Metabolic-dysfunction-associated steatotic liver disease (MASLD) encompasses a spectrum of pathogenic conditions ranging from steatosis, inflammation, and fibrosis with limited treatment options. We previously demonstrated an upregulation of hepatic murine double minute 2 (MDM2) in human subjects with MASLD. Genetic deletion of hepatic MDM2 and pharmacological inhibition of systemic MDM2 improves steatosis and fibrosis in MASLD mouse models.
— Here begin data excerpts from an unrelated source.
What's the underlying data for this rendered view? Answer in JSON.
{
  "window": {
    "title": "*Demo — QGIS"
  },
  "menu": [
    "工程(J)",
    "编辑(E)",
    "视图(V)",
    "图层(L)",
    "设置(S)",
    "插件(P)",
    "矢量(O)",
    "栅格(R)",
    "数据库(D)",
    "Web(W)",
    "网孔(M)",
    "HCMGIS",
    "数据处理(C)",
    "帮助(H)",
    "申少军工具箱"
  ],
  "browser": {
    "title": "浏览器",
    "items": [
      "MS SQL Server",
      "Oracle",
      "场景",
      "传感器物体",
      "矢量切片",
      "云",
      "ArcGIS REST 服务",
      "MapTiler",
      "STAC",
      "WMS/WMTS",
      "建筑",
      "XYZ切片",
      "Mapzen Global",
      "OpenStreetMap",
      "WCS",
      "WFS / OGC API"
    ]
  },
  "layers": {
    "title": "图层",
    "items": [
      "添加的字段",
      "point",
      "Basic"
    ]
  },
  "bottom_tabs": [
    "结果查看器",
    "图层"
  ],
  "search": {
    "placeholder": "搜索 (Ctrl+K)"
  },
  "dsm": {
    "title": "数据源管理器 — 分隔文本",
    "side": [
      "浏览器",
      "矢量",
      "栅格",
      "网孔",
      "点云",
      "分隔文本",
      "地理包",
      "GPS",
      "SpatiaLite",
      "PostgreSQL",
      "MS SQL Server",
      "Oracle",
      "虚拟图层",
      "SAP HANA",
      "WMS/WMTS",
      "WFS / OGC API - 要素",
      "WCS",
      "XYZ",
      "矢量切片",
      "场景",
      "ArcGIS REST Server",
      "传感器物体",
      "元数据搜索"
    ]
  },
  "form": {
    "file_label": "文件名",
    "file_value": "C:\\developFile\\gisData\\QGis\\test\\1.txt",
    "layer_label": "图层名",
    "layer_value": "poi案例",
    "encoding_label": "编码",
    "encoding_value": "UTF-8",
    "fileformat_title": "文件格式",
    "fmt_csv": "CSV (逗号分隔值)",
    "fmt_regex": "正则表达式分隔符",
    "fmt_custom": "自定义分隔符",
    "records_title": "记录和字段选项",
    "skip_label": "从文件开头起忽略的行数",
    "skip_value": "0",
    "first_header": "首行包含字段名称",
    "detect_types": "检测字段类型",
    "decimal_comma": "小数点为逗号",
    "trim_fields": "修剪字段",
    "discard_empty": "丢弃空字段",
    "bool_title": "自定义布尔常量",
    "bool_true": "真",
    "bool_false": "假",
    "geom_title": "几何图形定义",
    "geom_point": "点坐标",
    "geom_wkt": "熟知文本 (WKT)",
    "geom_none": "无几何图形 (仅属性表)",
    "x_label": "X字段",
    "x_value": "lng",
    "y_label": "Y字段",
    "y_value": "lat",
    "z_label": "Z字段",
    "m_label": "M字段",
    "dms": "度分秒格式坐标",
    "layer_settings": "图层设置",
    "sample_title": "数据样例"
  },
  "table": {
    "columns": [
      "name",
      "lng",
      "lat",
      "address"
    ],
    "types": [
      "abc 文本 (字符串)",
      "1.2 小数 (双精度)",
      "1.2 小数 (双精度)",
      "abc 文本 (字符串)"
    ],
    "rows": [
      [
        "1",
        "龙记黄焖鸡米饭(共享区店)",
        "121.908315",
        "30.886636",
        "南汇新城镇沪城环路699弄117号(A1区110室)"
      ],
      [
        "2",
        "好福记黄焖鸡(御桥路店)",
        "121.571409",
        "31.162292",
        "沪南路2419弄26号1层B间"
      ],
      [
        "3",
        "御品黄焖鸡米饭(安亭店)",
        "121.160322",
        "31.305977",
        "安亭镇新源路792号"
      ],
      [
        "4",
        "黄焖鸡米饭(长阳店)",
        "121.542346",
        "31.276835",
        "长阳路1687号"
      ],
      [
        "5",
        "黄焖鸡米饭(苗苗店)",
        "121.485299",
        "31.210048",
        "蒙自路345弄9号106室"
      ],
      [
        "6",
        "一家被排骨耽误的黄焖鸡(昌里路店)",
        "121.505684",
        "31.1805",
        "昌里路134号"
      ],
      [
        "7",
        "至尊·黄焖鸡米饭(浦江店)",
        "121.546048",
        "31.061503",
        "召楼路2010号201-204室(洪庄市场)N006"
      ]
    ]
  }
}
In this study, we further developed and investigated the therapeutic potential of a hepatocyte-specific triantennary N-acetylgalactosamine (GalNAc)-conjugated antisense oligonucleotide targeting MDM2 (GalNAc-Mdm2ASO) in two distinct dietary-induced mouse models of MASLD: a high-fat-high-cholesterol (HFHC) diet and a choline-deficient, L-amino-acid-defined, high-fat diet (CDAHFD). In the HFHC-induced MASLD model, GalNAc-Mdm2ASO not only alleviated liver injury, steatosis, and fibrosis but also improved obesity-related insulin resistance and hyperlipidemia. The hepatoprotective effects of GalNAc-Mdm2ASO treatment were associated with a reduced accumulation of hepatic cholesterol, diacylglycerol, and ceramide, which are known to trigger MASLD. In CDAHFD-induced MASLD mouse model, GalNAc-Mdm2ASO significantly mitigated hepatic inflammation, cholesterol accumulation, and fibrosis but not triglyceride accumulation. Overall, we prove hepatic inhibition of MDM2 using GalNAc-Mdm2ASO as a promising therapeutic agent for MASLD in two rodent models with distinct pathogenesis.